When should we create a data lake

AWS Lake Formation

AWS Lake Formation is a service that enables you to set up a secure data lake in a matter of days. A data lake is a centralized, managed, and secured repository that stores all of your data, both in its original form and prepared for analysis. A data lake enables you to break down data silos and combine different types of analysis to gain insights and make better business decisions.
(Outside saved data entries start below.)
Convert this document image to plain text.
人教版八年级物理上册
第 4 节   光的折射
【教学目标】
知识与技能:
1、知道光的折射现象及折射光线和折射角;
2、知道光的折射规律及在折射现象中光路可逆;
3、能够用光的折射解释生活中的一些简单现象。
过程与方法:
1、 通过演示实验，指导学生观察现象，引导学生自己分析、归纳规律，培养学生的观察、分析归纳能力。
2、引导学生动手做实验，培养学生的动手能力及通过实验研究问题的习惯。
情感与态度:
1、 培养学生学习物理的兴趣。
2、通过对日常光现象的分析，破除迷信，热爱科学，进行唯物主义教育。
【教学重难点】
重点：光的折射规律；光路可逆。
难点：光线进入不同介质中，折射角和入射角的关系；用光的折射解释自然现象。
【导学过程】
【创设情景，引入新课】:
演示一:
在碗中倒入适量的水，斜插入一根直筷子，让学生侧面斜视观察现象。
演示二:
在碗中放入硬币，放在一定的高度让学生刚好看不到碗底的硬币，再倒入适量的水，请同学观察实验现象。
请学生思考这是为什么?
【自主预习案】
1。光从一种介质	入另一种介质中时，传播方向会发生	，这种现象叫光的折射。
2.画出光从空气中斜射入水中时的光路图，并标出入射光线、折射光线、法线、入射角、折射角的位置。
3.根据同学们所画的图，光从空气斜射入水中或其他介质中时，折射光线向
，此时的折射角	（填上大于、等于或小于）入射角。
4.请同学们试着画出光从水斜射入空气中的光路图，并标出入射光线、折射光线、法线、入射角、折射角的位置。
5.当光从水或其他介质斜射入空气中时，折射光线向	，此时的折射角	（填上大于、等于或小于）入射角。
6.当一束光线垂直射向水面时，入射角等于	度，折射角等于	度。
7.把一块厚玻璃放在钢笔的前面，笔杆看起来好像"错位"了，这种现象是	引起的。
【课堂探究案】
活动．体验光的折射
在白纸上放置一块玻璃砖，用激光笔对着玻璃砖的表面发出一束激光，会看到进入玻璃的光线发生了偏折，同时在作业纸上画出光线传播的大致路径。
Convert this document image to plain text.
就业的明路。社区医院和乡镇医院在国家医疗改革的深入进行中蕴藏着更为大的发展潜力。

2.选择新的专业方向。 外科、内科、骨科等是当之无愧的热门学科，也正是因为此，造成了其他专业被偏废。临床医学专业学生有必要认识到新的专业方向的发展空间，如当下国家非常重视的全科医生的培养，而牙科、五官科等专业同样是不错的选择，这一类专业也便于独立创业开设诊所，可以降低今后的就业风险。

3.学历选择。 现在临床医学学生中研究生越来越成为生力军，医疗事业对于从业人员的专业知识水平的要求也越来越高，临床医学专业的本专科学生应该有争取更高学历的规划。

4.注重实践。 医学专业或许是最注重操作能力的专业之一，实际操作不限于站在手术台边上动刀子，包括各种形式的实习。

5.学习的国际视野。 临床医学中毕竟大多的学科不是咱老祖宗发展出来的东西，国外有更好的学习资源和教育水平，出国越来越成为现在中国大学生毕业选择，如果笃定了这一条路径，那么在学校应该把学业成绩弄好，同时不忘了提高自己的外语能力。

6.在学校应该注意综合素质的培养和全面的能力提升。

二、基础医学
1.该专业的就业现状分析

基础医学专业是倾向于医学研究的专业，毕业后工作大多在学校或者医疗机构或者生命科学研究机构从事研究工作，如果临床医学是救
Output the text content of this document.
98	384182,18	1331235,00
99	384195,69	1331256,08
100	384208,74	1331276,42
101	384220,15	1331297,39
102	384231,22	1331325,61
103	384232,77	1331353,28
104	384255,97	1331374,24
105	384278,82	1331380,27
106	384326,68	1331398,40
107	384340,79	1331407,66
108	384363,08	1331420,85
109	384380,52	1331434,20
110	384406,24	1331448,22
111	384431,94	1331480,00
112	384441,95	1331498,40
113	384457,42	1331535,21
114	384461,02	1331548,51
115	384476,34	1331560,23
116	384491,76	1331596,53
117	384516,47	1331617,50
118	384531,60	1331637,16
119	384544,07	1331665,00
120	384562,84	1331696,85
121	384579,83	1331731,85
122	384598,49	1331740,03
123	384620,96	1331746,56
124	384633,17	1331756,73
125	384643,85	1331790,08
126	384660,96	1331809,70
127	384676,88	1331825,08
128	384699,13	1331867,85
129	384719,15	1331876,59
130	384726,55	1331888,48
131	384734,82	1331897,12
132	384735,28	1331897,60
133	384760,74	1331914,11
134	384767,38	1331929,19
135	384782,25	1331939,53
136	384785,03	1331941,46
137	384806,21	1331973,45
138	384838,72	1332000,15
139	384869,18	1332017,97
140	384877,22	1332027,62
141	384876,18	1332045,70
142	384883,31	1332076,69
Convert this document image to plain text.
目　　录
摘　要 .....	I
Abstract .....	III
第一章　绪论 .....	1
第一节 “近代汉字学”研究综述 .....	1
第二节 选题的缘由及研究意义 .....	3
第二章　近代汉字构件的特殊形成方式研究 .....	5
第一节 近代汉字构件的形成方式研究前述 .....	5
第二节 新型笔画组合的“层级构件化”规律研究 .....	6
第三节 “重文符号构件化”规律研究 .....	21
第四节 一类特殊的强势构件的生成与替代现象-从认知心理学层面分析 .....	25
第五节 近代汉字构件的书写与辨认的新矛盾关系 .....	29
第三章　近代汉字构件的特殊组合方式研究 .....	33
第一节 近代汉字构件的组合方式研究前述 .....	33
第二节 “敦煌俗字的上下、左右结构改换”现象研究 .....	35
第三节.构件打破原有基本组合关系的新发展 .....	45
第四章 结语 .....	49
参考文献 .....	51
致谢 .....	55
However, setting up and managing data lakes today is a lot of manual, complicated, and time-consuming tasks. This work includes loading data from various sources, monitoring these data flows, setting up partitions, enabling encryption and key management, defining transform jobs and monitoring their operation, reorganizing data into a columnar format, configuring Access control settings, deduplicating redundant data, matching linked records, ensuring access to records, and checking access over time.

Creating a data lake with Lake Formation is as easy as defining data sources and the data access and security policies to be applied. Lake Formation will then help you collect and catalog data from databases and object stores, move the data into your new Amazon S3 data lake, cleanse and classify your data using machine learning algorithms, and securely access your sensitive data. Your users can access a central data catalog that describes the available data sets and their corresponding use. Users then use these datasets with their choice of analytics and machine learning services, such as Amazon Redshift, Amazon Athena, and (in beta) Amazon EMR for Apache Spark. Lake Formation builds on the capabilities available in AWS Glue.